On April 2, Massachusetts Governor Charlie Baker signed into law An Act to Protect Access to Confidential Healthcare (PATCH Act), legislation that will advance patient confidentiality in the state. The PATCH Act ensures that when multiple people are on the same insurance plan, confidential health care information is not shared with anyone other than the patient.
Health plans typically send a Summary of Payments (SOP) form detailing the type and cost of medical services received to the primary policyholder each time an enrollee on the plan accesses care. The SOP form is meant to explain how and when an insurance plan is being used and is not a medical bill. In some instances, the SOP form may contain information on sensitive health care services, such as care related to domestic violence or sexual assault, mental health or substance use disorders, sexual and reproductive health or HIV/AIDS, and can unintentionally compromise patient confidentiality for anyone enrolled as a dependent on another person’s health insurance policy, such as a young adult or spouse.
Fenway Health and AIDS Action Committee were part of the effort to advance this legislation as members of the Protecting Access to Confidential Health Care (PATCH) Alliance, a broad-based group of over 40 provider, advocacy, and community-based organizations. The Alliance organized support for the bill alongside the Massachusetts Association of Health Plans and Blue Cross Blue Shield of Massachusetts.
“[The PATCH Act] will significantly improve patient access to HIV care, including testing and treatment,” said Carl Sciortino, Executive Director of AIDS Action Committee. “Currently, fear of confidentiality breaches can prevent individuals from getting tested for HIV and deter HIV positive individuals from obtaining treatment and even HIV medication. By protecting patient privacy, this law will encourage people to use their private insurance when they seek necessary health care like HIV/STI testing.”
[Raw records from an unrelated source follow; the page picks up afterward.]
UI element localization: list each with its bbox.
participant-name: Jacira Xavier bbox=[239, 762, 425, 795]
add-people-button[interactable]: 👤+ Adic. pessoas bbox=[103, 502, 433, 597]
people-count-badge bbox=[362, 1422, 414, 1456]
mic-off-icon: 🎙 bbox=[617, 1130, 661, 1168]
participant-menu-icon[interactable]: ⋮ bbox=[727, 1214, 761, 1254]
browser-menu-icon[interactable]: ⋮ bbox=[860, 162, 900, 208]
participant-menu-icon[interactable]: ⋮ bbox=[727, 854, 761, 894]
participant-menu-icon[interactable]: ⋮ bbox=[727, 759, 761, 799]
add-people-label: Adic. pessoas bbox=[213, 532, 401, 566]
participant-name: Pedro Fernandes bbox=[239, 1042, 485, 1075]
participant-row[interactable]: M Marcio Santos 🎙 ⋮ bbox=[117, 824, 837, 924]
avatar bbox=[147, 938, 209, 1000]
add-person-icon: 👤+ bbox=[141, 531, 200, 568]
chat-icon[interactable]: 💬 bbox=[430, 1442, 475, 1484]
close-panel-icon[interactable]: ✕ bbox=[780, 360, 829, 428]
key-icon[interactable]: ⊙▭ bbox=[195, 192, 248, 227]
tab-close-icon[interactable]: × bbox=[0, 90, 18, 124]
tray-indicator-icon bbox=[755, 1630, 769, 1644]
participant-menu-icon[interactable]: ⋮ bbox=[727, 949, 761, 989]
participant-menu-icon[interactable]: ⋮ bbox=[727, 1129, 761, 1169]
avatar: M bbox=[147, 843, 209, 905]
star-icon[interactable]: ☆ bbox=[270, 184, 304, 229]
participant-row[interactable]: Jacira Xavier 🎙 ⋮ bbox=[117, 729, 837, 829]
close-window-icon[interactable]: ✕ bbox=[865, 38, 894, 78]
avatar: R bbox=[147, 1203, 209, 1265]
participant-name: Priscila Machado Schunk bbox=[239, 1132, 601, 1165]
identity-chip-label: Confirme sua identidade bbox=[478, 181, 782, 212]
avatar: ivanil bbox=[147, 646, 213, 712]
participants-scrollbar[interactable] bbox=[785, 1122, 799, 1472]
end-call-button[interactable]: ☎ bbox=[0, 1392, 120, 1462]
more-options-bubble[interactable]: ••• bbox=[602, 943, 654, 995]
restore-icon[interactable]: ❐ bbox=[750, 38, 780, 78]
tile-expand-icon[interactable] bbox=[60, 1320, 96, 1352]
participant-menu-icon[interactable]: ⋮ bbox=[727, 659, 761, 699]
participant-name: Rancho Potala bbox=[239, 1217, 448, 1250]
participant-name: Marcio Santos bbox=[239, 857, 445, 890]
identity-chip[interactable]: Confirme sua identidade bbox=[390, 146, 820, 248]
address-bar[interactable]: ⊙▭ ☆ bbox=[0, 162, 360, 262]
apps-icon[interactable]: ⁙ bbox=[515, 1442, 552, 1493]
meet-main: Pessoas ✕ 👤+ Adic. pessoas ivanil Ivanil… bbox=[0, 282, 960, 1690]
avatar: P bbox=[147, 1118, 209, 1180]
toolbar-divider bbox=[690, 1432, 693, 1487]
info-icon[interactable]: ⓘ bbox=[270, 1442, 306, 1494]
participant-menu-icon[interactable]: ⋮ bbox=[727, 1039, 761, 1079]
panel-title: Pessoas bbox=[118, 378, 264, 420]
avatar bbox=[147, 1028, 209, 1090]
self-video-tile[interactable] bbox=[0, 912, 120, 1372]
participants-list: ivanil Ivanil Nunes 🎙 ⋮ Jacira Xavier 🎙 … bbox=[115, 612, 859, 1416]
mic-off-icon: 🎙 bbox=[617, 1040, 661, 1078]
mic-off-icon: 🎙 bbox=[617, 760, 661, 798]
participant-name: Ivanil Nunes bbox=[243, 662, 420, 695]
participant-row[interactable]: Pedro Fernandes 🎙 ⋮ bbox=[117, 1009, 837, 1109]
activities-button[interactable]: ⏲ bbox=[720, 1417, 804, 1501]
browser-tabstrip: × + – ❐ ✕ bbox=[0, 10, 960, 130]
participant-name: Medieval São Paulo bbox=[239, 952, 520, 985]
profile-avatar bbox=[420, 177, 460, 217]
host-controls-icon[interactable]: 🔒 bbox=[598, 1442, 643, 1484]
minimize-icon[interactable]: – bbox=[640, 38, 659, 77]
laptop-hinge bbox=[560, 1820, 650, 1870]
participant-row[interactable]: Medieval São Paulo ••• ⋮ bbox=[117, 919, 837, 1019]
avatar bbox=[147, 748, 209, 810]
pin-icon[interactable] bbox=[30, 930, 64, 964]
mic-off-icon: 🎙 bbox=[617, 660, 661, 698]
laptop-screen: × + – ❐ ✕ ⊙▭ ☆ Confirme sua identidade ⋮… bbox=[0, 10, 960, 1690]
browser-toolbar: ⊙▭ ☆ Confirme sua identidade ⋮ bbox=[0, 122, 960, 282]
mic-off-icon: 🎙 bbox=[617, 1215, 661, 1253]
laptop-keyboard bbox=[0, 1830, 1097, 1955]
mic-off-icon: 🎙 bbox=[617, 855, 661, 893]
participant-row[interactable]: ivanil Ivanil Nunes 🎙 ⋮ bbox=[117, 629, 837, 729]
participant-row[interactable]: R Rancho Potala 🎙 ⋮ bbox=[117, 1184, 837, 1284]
The PATCH Act establishes a number of mechanisms to ensure confidentiality. These protections include sending SOP forms directly to the patient rather than to the primary policyholder, allowing patients to choose their preferred address and method for receiving SOPs, providing only general information about certain sensitive services or visits, and providing patients the option to opt-out of receiving SOPs if no payment is due. Those provisions can be particularly important to those seeking contraceptive care and other reproductive health services.
We applaud the signing of this important legislation that will help ensure that all patients are given the privacy they deserve.